Sibba nodded automatically, lost in her thoughts so that it took her a moment to truly hear his question. You and your mother. Had she mentioned her mother? Keeping her steps even and her face straight, she wound back through their conversation. No, she thought. She would never have put her in that kind of danger.

“Yes,” she said, but it took her too long to answer and when she did, she choked on the word. When he looked back at her, his face had changed. Gone was the easy smile; in its place were hard lines and flat, emotionless eyes. In the space of that single word, he had shed the persona of a weary traveler and become someone else. Even though Sibba didn't know him, there was something predatory in his look that she recognized. It turned her palms sweaty in spite of the cold air.

His hand reached up again, fingers brushing the hilt of the sword, this time wrapping around the smooth handle and pulling it from its sheath in one clean, practiced movement.





CHAPTER TWO

Sibba



Sibba's feet moved before her mind could catch up. It was pure instinct, like the doe that had run at the snap of a branch. Gabel’s sword sang as it sliced through the air but Sibba was already weaving through the trees, heading east without thinking, toward the home she shared with her mother. She shifted to the south, longing for the cover of darkness, but the white clouds and the bare branches kept the forest bright, and even the blundering attacker would be able to follow her tracks.

He stomped behind her, confident in his pursuit. He had her trapped on an island after all. She was a sitting duck, a sure thing. She veered east again, swinging around a river birch and leaping over a swollen creek. Sibba's feet slid in the mud but she scrambled onward, digging her fingers into the dirt to propel her forward.
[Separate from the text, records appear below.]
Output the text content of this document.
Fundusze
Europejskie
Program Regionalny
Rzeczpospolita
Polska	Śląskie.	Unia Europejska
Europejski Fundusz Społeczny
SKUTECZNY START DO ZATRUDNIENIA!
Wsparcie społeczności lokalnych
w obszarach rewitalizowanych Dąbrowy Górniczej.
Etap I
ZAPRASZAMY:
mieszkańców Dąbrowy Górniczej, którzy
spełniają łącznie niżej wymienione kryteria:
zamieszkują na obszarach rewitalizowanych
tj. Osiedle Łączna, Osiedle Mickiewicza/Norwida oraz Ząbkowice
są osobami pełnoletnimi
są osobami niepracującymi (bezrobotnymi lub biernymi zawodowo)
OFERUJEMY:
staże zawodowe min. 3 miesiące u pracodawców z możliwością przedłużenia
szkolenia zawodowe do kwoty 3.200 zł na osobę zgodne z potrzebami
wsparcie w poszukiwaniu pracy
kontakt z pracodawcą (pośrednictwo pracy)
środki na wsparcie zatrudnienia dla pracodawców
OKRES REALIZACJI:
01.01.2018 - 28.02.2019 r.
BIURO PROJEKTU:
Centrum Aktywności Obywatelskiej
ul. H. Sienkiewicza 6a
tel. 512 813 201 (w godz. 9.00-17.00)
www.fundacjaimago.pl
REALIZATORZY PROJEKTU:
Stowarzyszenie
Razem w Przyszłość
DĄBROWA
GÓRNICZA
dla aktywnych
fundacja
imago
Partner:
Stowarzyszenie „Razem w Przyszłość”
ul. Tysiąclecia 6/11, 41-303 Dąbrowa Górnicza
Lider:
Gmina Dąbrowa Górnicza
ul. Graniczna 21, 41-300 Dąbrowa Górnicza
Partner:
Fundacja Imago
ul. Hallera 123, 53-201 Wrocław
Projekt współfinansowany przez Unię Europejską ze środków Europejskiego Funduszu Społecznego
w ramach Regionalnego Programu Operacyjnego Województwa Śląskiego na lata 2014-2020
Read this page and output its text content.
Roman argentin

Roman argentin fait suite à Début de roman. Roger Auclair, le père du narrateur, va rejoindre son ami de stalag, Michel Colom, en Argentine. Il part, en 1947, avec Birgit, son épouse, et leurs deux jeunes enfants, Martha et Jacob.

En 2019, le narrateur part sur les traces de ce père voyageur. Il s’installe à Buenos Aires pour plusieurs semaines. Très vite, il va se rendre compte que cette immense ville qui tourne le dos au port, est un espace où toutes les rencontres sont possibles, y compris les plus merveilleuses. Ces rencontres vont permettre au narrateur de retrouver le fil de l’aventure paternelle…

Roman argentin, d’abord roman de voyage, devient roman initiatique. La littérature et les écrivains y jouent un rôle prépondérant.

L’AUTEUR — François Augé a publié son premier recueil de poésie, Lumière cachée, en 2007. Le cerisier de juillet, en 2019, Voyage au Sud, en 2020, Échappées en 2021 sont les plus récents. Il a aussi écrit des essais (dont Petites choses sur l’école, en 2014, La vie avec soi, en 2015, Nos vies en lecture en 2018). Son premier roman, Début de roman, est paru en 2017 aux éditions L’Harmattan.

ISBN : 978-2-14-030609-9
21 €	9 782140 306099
What would her father say if he could see her now, running scared?

“Stand and fight,” he would tell her. “It is the Fielding way.” Glory in battle, death with a weapon in her hand. It was what her father and brother urged. But Sibba had never felt that violent pride in her heart. Her fighting experience was limited to childhood bouts in the mud and beating back her brother with a wooden sword. She had learned to fight, yes, but then there was her mother in her other ear, preaching obedience and unity for the greater good. Her mother, with her calming voice and gentle smile and gracious hospitality, turning Sibba away from her Fielding roots. When they had left Ottar after her father had disgraced her mother, Sibba had felt a shameful peace. She was no longer being pulled in different directions, finally free to be herself in the wilderness. It wasn’t the permanent escape she longed for, but it would do for now.